Comment allez-vous vous reconquérir les fans de Washington ?
Tout ce que j’ai à faire, c’est de donner le meilleur de moi-même.

Pensez-vous que les fans vous ont abandonné ?
Les fans viennent juste voir du bon basket. Peu importe ce que vous faites. Votre jeu parle pour vous. C’est ma façon de voir les choses.

Comment qualifiez-vous la relation avec vos dirigeants ?
C’est une super relation. C’est du business. A partir du moment où quelque chose vous appartient, vous faites tout votre possible pour sauver votre entreprise. Je l’ai compris, et aujourd’hui je vais de l’avant.

Le tout accompagné d’une absence totale de sourire, aussi bien au micro que pour les photos. Ça n’est pas une nouveauté. L’an passé, Arenas avait fait exactement le même cirque en offrant des réponses minimalistes aux journalistes en début de saison. Rappel des faits ici et ici. Combien de temps lui avait il fallu pour se remettre à l’ouvrir trop ? Même pas deux mois. Alors, combien de temps va-t-il tenir cette fois ?

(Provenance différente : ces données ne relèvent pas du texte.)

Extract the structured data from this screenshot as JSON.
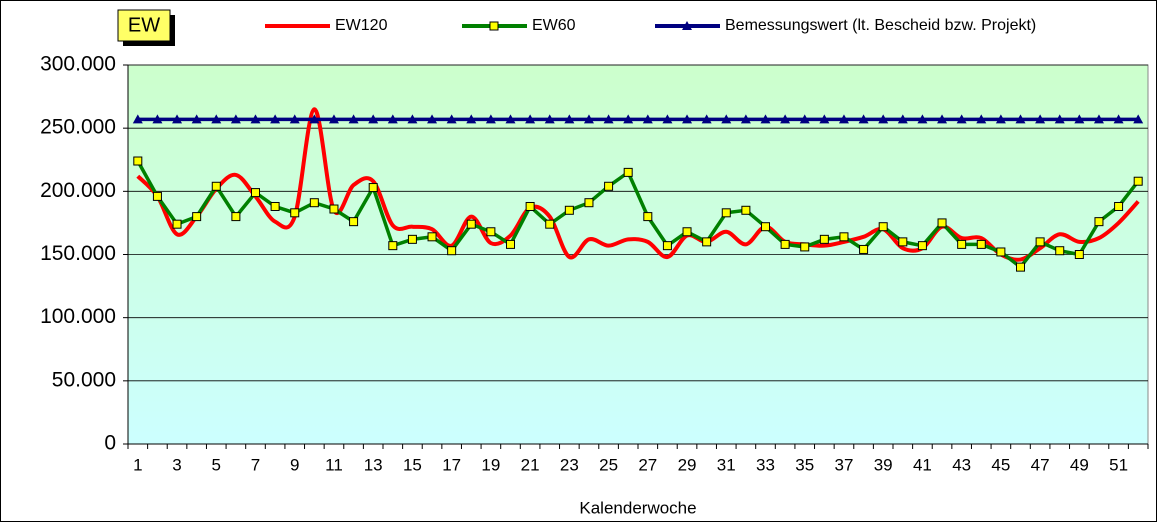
{
  "chart_data": {
    "type": "line",
    "y_label": "EW",
    "x_label": "Kalenderwoche",
    "categories": [
      1,
      null,
      3,
      null,
      5,
      null,
      7,
      null,
      9,
      null,
      11,
      null,
      13,
      null,
      15,
      null,
      17,
      null,
      19,
      null,
      21,
      null,
      23,
      null,
      25,
      null,
      27,
      null,
      29,
      null,
      31,
      null,
      33,
      null,
      35,
      null,
      37,
      null,
      39,
      null,
      41,
      null,
      43,
      null,
      45,
      null,
      47,
      null,
      49,
      null,
      51,
      null
    ],
    "series": [
      {
        "name": "EW120",
        "color": "#ff0000",
        "smooth": true,
        "values": [
          212000,
          196000,
          166000,
          180000,
          202000,
          213000,
          196000,
          176000,
          180000,
          265000,
          185000,
          205000,
          208000,
          173000,
          172000,
          170000,
          157000,
          180000,
          159000,
          165000,
          187000,
          180000,
          148000,
          162000,
          157000,
          162000,
          160000,
          148000,
          165000,
          160000,
          168000,
          158000,
          172000,
          160000,
          158000,
          157000,
          160000,
          164000,
          170000,
          155000,
          155000,
          172000,
          163000,
          163000,
          150000,
          146000,
          155000,
          166000,
          160000,
          163000,
          175000,
          192000
        ]
      },
      {
        "name": "EW60",
        "color": "#008000",
        "marker": "square",
        "marker_color": "#ffff00",
        "values": [
          224000,
          196000,
          174000,
          180000,
          204000,
          180000,
          199000,
          188000,
          183000,
          191000,
          186000,
          176000,
          203000,
          157000,
          162000,
          164000,
          153000,
          174000,
          168000,
          158000,
          188000,
          174000,
          185000,
          191000,
          204000,
          215000,
          180000,
          157000,
          168000,
          160000,
          183000,
          185000,
          172000,
          158000,
          156000,
          162000,
          164000,
          154000,
          172000,
          160000,
          157000,
          175000,
          158000,
          158000,
          152000,
          140000,
          160000,
          153000,
          150000,
          176000,
          188000,
          208000
        ]
      },
      {
        "name": "Bemessungswert (lt. Bescheid bzw. Projekt)",
        "color": "#000080",
        "marker": "triangle",
        "values": [
          257000,
          257000,
          257000,
          257000,
          257000,
          257000,
          257000,
          257000,
          257000,
          257000,
          257000,
          257000,
          257000,
          257000,
          257000,
          257000,
          257000,
          257000,
          257000,
          257000,
          257000,
          257000,
          257000,
          257000,
          257000,
          257000,
          257000,
          257000,
          257000,
          257000,
          257000,
          257000,
          257000,
          257000,
          257000,
          257000,
          257000,
          257000,
          257000,
          257000,
          257000,
          257000,
          257000,
          257000,
          257000,
          257000,
          257000,
          257000,
          257000,
          257000,
          257000,
          257000
        ]
      }
    ],
    "ylim": [
      0,
      300000
    ],
    "yticks": [
      0,
      {
        "value": 50000,
        "label": "50.000"
      },
      {
        "value": 100000,
        "label": "100.000"
      },
      {
        "value": 150000,
        "label": "150.000"
      },
      {
        "value": 200000,
        "label": "200.000"
      },
      {
        "value": 250000,
        "label": "250.000"
      },
      {
        "value": 300000,
        "label": "300.000"
      }
    ],
    "grid": true,
    "legend": "top"
  }
}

Oui, David Stern a demandé à Arenas de ne pas parler de l’incident des flingues de l’an dernier. Mais ca ne veut pas dire qu’il doit se taire complétement et encore une fois passer pour un boudeur. Oui, Arenas a fait un passage par la case prison et cette raison serait la plus valable pour justifier son mutisme.

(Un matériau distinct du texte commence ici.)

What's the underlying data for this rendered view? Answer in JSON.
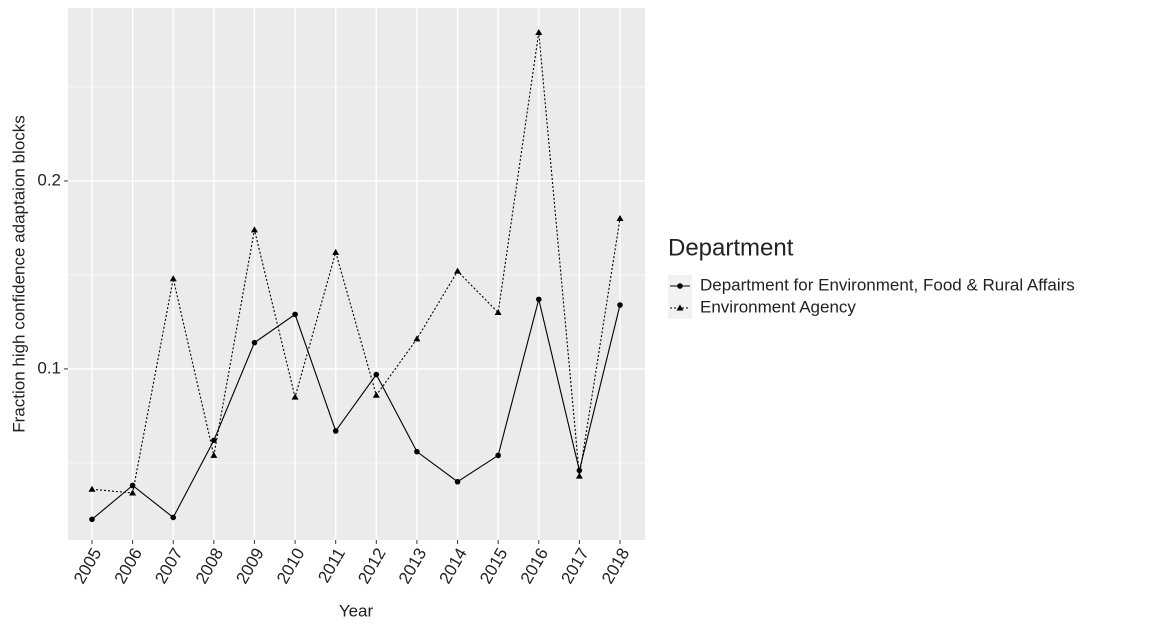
{
  "chart_data": {
    "type": "line",
    "x_label": "Year",
    "y_label": "Fraction high confidence adaptaion blocks",
    "legend_title": "Department",
    "categories": [
      "2005",
      "2006",
      "2007",
      "2008",
      "2009",
      "2010",
      "2011",
      "2012",
      "2013",
      "2014",
      "2015",
      "2016",
      "2017",
      "2018"
    ],
    "series": [
      {
        "name": "Department for Environment, Food & Rural Affairs",
        "color": "#000000",
        "dash": "solid",
        "marker": "circle",
        "values": [
          0.02,
          0.038,
          0.021,
          0.062,
          0.114,
          0.129,
          0.067,
          0.097,
          0.056,
          0.04,
          0.054,
          0.137,
          0.046,
          0.134
        ]
      },
      {
        "name": "Environment Agency",
        "color": "#000000",
        "dash": "dotted",
        "marker": "triangle",
        "values": [
          0.036,
          0.034,
          0.148,
          0.054,
          0.174,
          0.085,
          0.162,
          0.086,
          0.116,
          0.152,
          0.13,
          0.279,
          0.043,
          0.18
        ]
      }
    ],
    "ylim": [
      0.009,
      0.292
    ],
    "yticks": [
      0.1,
      0.2
    ],
    "minor_yticks": [
      0.05,
      0.15,
      0.25
    ],
    "grid": true,
    "legend": "right"
  }
}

Mais, encore une fois, ce que le public aimait chez l'(ex) agent zéro, c’était son naturel et sa fraicheur. A lui de se permettre de redevenir ce joueur sympathique avant de définitivement venir à bout de la patience de ceux qui l’appréciaient. A moins qu’il réponde avec des performances exceptionnelles sur le terrain mais la, depuis le temps, on demande à (re)voir.